Member-only story
Just an Ordinary Guy
“We haven’t much money, but we do see life!”
My mother used to say that a lot. Only the first part was right, but one contradicted her at ones’ peril!
I was born in a two-bedroom terraced house in Hull, some 61 years and 11 months ago, in July of 1958. Kingston-upon-Hull, for the 99% of you who’ve never heard of it, is a large town, or small city, on the northern bank of the River Humber, straddling the confluence of the River Hull with the larger estuary, roughly 200 miles north and a little east of London. At that time, its’ ‘metro area’ was home to some 365 000 souls — a figure which has since declined by around 40 000.(https://www.macrotrends.net/cities/22856/kingston-upon-hull/population)
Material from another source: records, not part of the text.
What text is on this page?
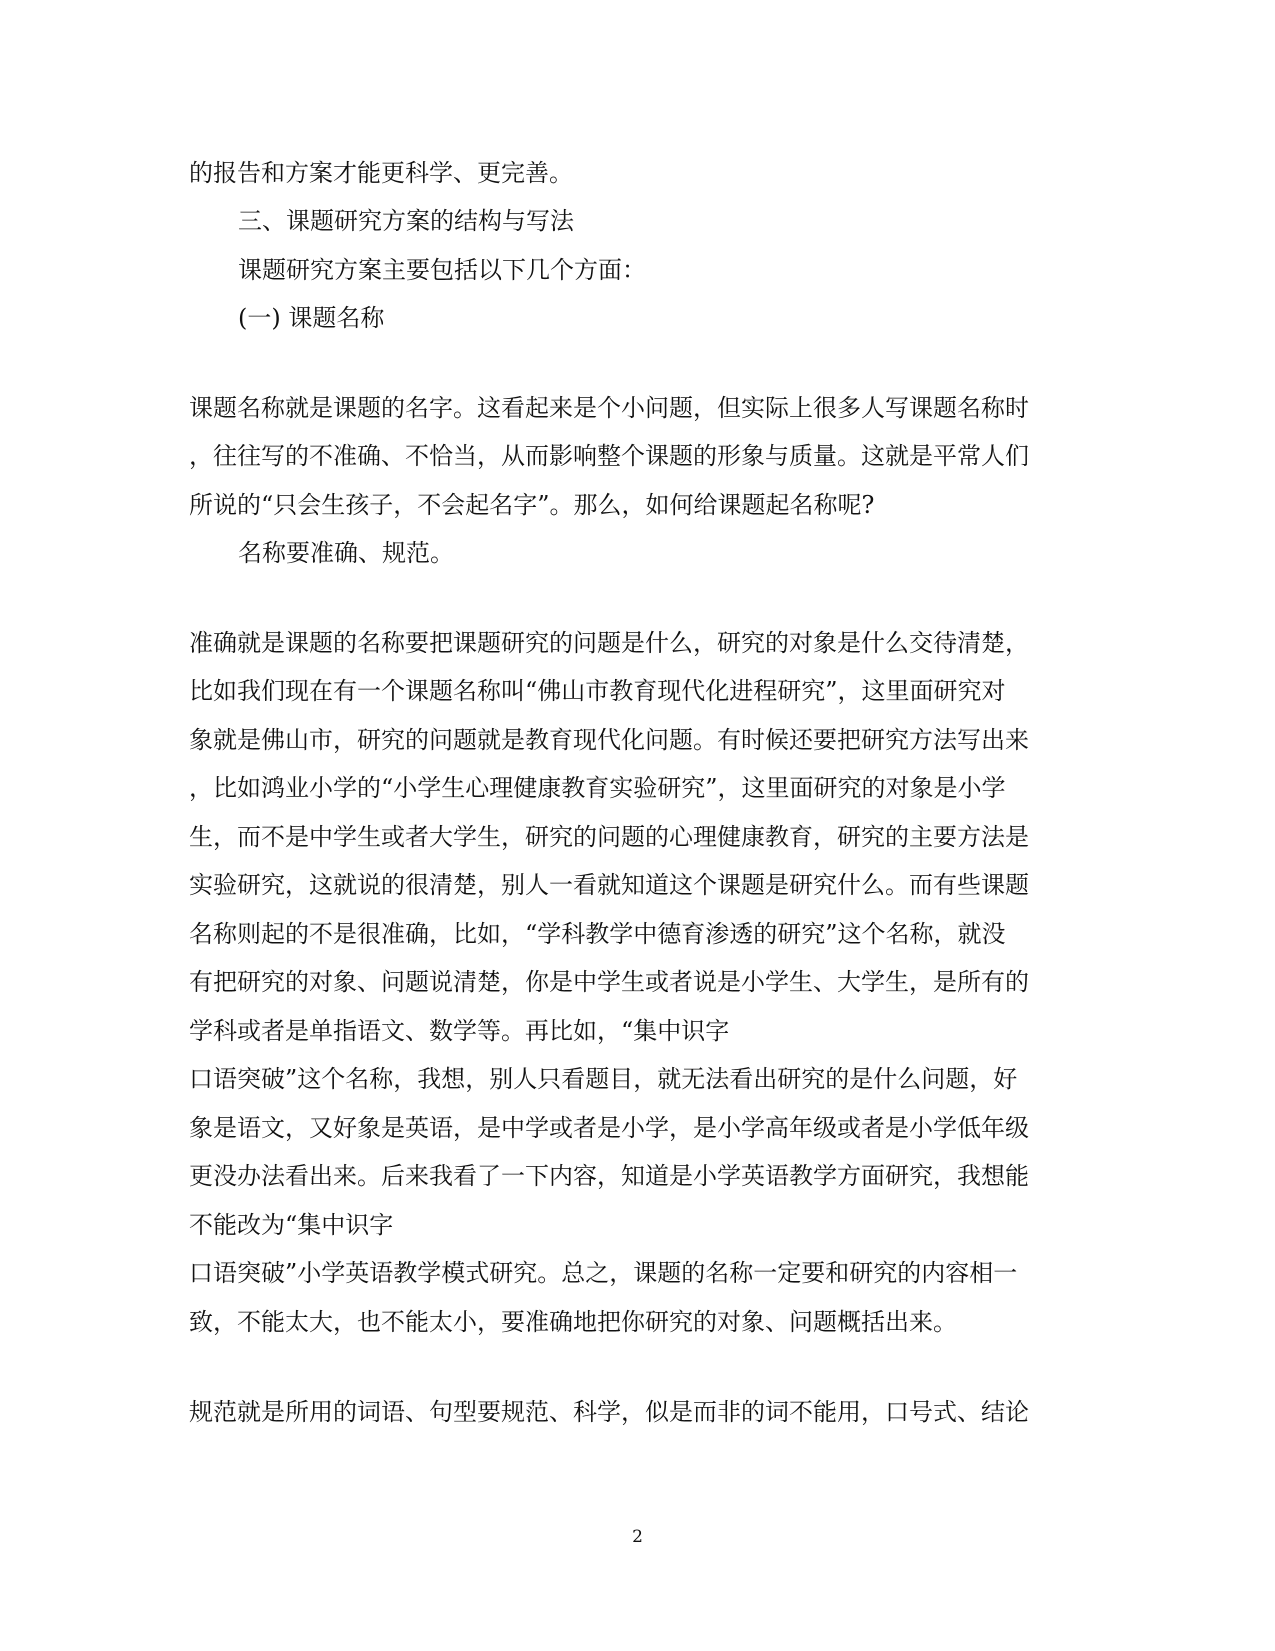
的报告和方案才能更科学、更完善。
三、课题研究方案的结构与写法
课题研究方案主要包括以下几个方面：
(一) 课题名称
课题名称就是课题的名字。这看起来是个小问题，但实际上很多人写课题名称时
，往往写的不准确、不恰当，从而影响整个课题的形象与质量。这就是平常人们
所说的“只会生孩子，不会起名字”。那么，如何给课题起名称呢?
名称要准确、规范。
准确就是课题的名称要把课题研究的问题是什么，研究的对象是什么交待清楚，
比如我们现在有一个课题名称叫“佛山市教育现代化进程研究”，这里面研究对
象就是佛山市，研究的问题就是教育现代化问题。有时候还要把研究方法写出来
，比如鸿业小学的“小学生心理健康教育实验研究”，这里面研究的对象是小学
生，而不是中学生或者大学生，研究的问题的心理健康教育，研究的主要方法是
实验研究，这就说的很清楚，别人一看就知道这个课题是研究什么。而有些课题
名称则起的不是很准确，比如，“学科教学中德育渗透的研究”这个名称，就没
有把研究的对象、问题说清楚，你是中学生或者说是小学生、大学生，是所有的
学科或者是单指语文、数学等。再比如，“集中识字
口语突破”这个名称，我想，别人只看题目，就无法看出研究的是什么问题，好
象是语文，又好象是英语，是中学或者是小学，是小学高年级或者是小学低年级
更没办法看出来。后来我看了一下内容，知道是小学英语教学方面研究，我想能
不能改为“集中识字
口语突破”小学英语教学模式研究。总之，课题的名称一定要和研究的内容相一
致，不能太大，也不能太小，要准确地把你研究的对象、问题概括出来。
规范就是所用的词语、句型要规范、科学，似是而非的词不能用，口号式、结论
2
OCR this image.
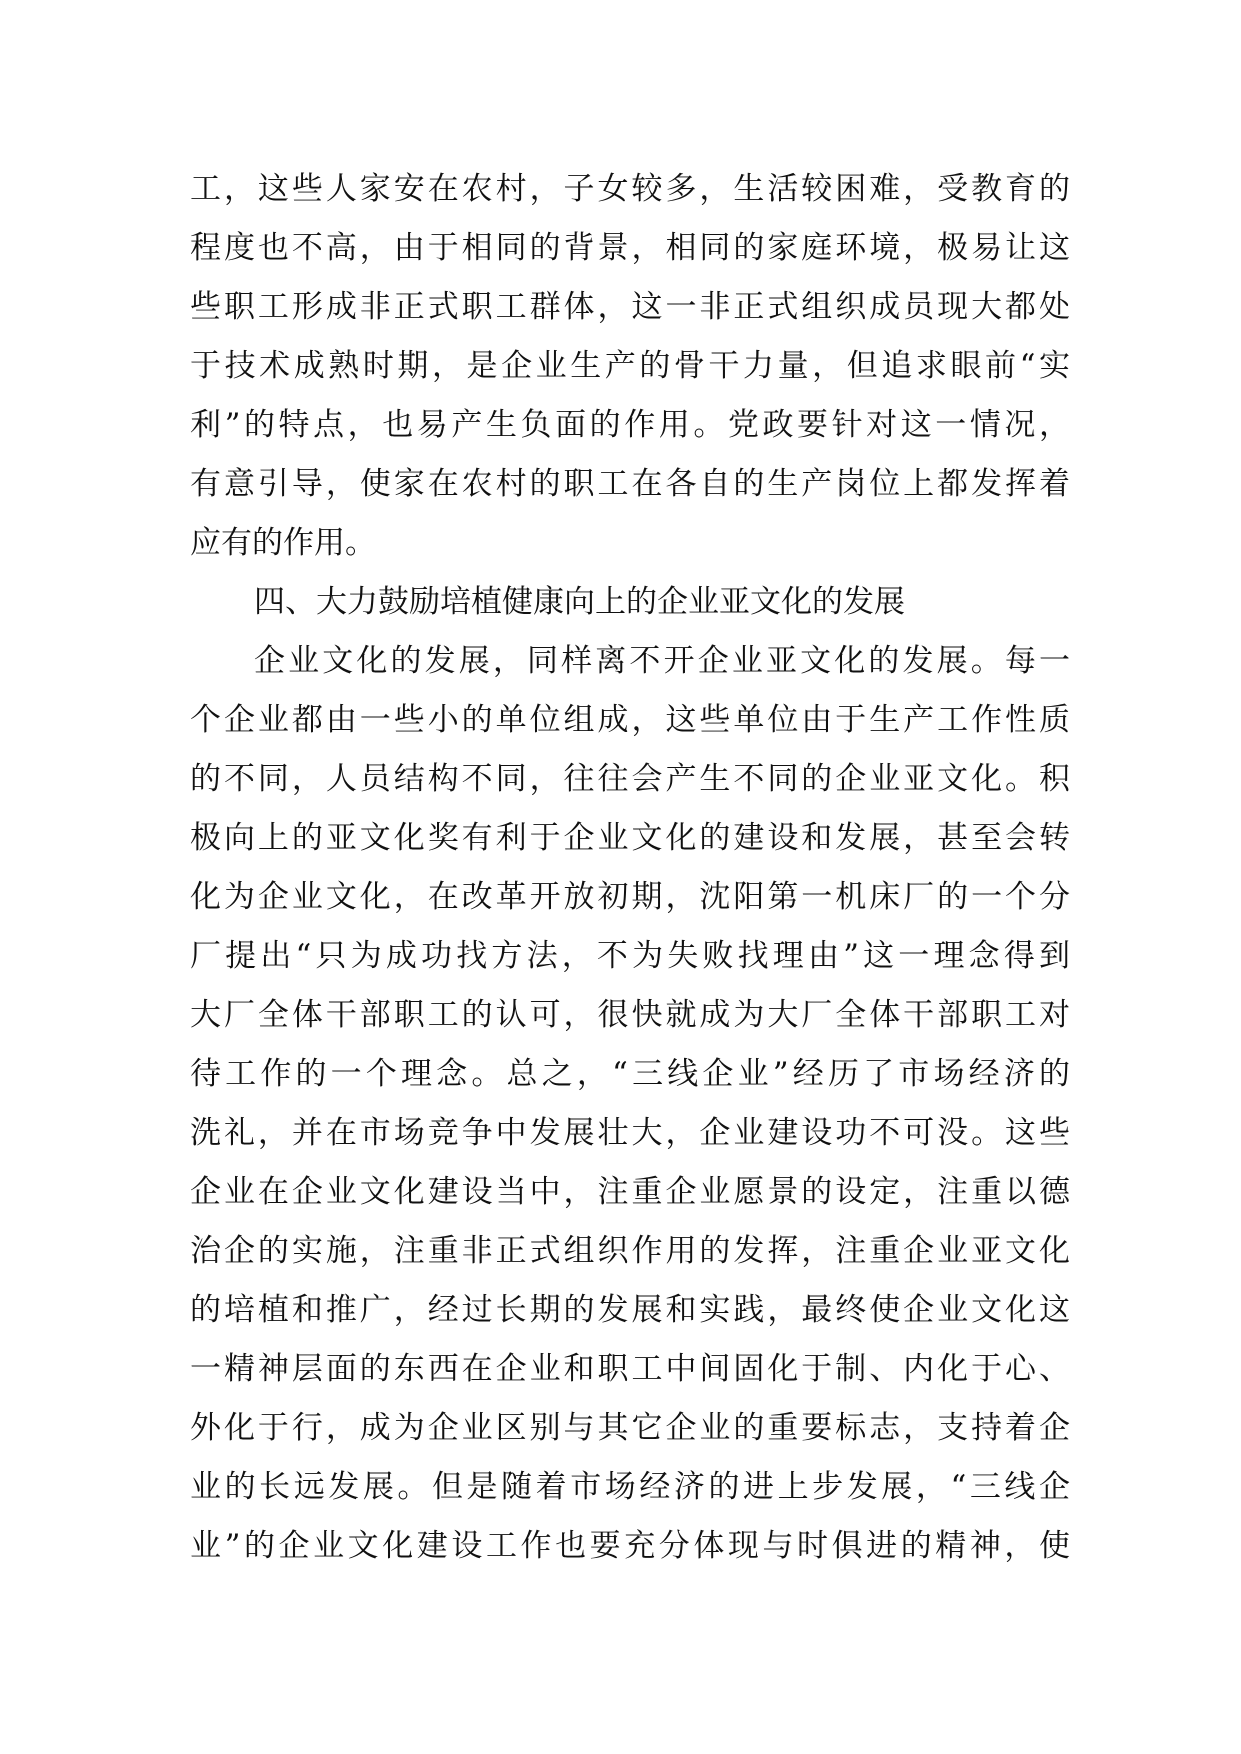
工，这些人家安在农村，子女较多，生活较困难，受教育的
程度也不高，由于相同的背景，相同的家庭环境，极易让这
些职工形成非正式职工群体，这一非正式组织成员现大都处
于技术成熟时期，是企业生产的骨干力量，但追求眼前“实
利”的特点，也易产生负面的作用。党政要针对这一情况，
有意引导，使家在农村的职工在各自的生产岗位上都发挥着
应有的作用。
四、大力鼓励培植健康向上的企业亚文化的发展
企业文化的发展，同样离不开企业亚文化的发展。每一
个企业都由一些小的单位组成，这些单位由于生产工作性质
的不同，人员结构不同，往往会产生不同的企业亚文化。积
极向上的亚文化奖有利于企业文化的建设和发展，甚至会转
化为企业文化，在改革开放初期，沈阳第一机床厂的一个分
厂提出“只为成功找方法，不为失败找理由”这一理念得到
大厂全体干部职工的认可，很快就成为大厂全体干部职工对
待工作的一个理念。总之，“三线企业”经历了市场经济的
洗礼，并在市场竞争中发展壮大，企业建设功不可没。这些
企业在企业文化建设当中，注重企业愿景的设定，注重以德
治企的实施，注重非正式组织作用的发挥，注重企业亚文化
的培植和推广，经过长期的发展和实践，最终使企业文化这
一精神层面的东西在企业和职工中间固化于制、内化于心、
外化于行，成为企业区别与其它企业的重要标志，支持着企
业的长远发展。但是随着市场经济的进上步发展，“三线企
业”的企业文化建设工作也要充分体现与时俱进的精神，使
At that time, the city was accounted a major trading port and perhaps the foremost fishing port in the country, but was already in decline -though it was not truly noticeable until many years later. Certainly the docks and trawlers were major sources of employment, along with the chemical works, the typewriter factory and a few other light manufacturing companies (many providing unskilled part-time work for the wives of trawlermen, who might be gone for months, and who didn’t get paid until they brought their catch home.)
The house I was born in was in the middle of a working-class district. Not that my parents regarded themselves as working class, but the house was available, cheap and — most importantly — just down the street from my mothers’ parents.